Prehistoric Planet: Ice Age First Look Featuring Snow Sloths

Apple TV today released a first-look clip from the new season of the award-winning natural history series Prehistoric Planet: Ice Age, executive produced by Jon Favreau and Mike Gunton, and produced by BBC Studios Natural History Unit, the team behind Planet Earth.

Narrated by Golden Globe and Olivier Award winner Tom Hiddleston (Earthsounds), with an original score by Hans Zimmer, Anže Rozman, and Kara Talve for Bleeding Fingers Music, the five-part series premieres globally on Apple TV on November 26.

Prehistoric Planet: Ice Age First Look Featuring Snow Sloths

Prehistoric Planet: Ice Age takes viewers millions of years beyond the extinction of the dinosaurs into a world shaped by ice, survival, and the emergence of a new group of giants — the iconic megafauna.

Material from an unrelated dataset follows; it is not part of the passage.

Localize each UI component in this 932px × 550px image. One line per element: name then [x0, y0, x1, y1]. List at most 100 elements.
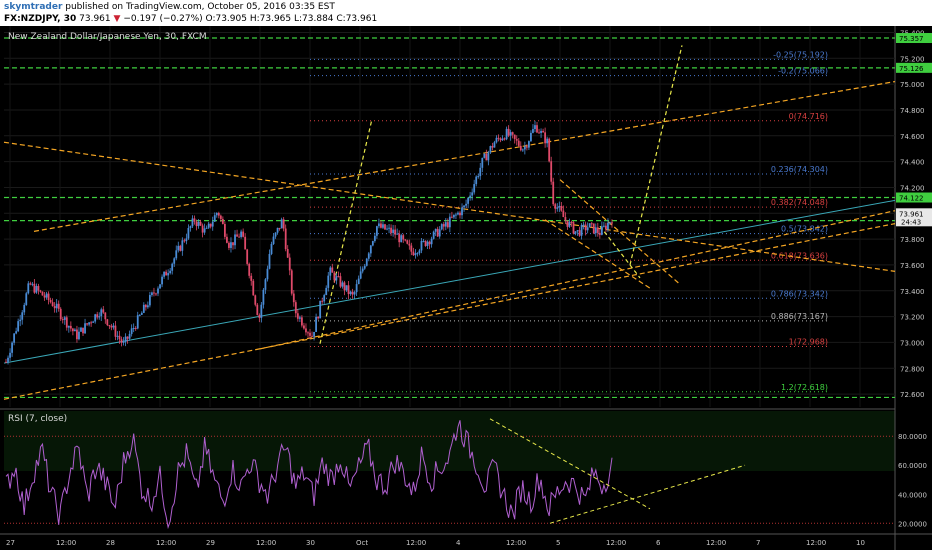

The newly released clip provides a first look at one of the Ice Age’s most surprising and charming creatures: a snow sloth (Megalonyx jeffersonii), a remarkable, barely-known animal perfectly suited to life in a frozen environment.

Unlike its modern cousins, this Ice Age relative could climb rocky slopes with ease, using powerful limbs and massive claws to reach sparse vegetation. During this period, sloths thrived in a wide variety of forms, from giant ground-dwellers to smaller, tree-dwelling species.

Snow Sloth (Megalonyx jeffersonii)

Their adaptability allowed them to flourish across many habitats during the Ice Age. In this playful footage, the snow sloths tumble and slide in the snow — a joyful, unexpected glimpse into life during one of Earth’s coldest ages.

Reconstructed through the latest scientific understanding, Prehistoric Planet: Ice Age combines the latest science with cinematic visuals to reveal the intelligence and intricate social behavior of the Pleistocene’s most iconic species.

From woolly mammoths and saber-toothed cats to dwarf relatives of elephants and carnivorous kangaroos, each episode explores how life across the planet adapted to survive amid dramatic climate shifts and transformation.

YouTube video

The series is produced by the world-renowned team at BBC Studios Natural History Unit, with photorealistic visual effects by Framestore (Gravity, The Golden Compass). The series features a theme by Hans Zimmer, with an original score by Zimmer, Rozman, and Talve for Bleeding Fingers Music.

Prehistoric Planet: Ice Age continues the storytelling journey of the acclaimed Apple TV natural history series Prehistoric Planet, which transported audiences 66 million years into the past to witness the age of dinosaurs across two celebrated seasons.

Blending cinematic storytelling with photorealistic visual effects, the series brings ancient worlds to life, offering a firsthand look at some of the most extraordinary creatures ever to walk the Earth. The complete first two seasons of Prehistoric Planet are now streaming globally on Apple TV.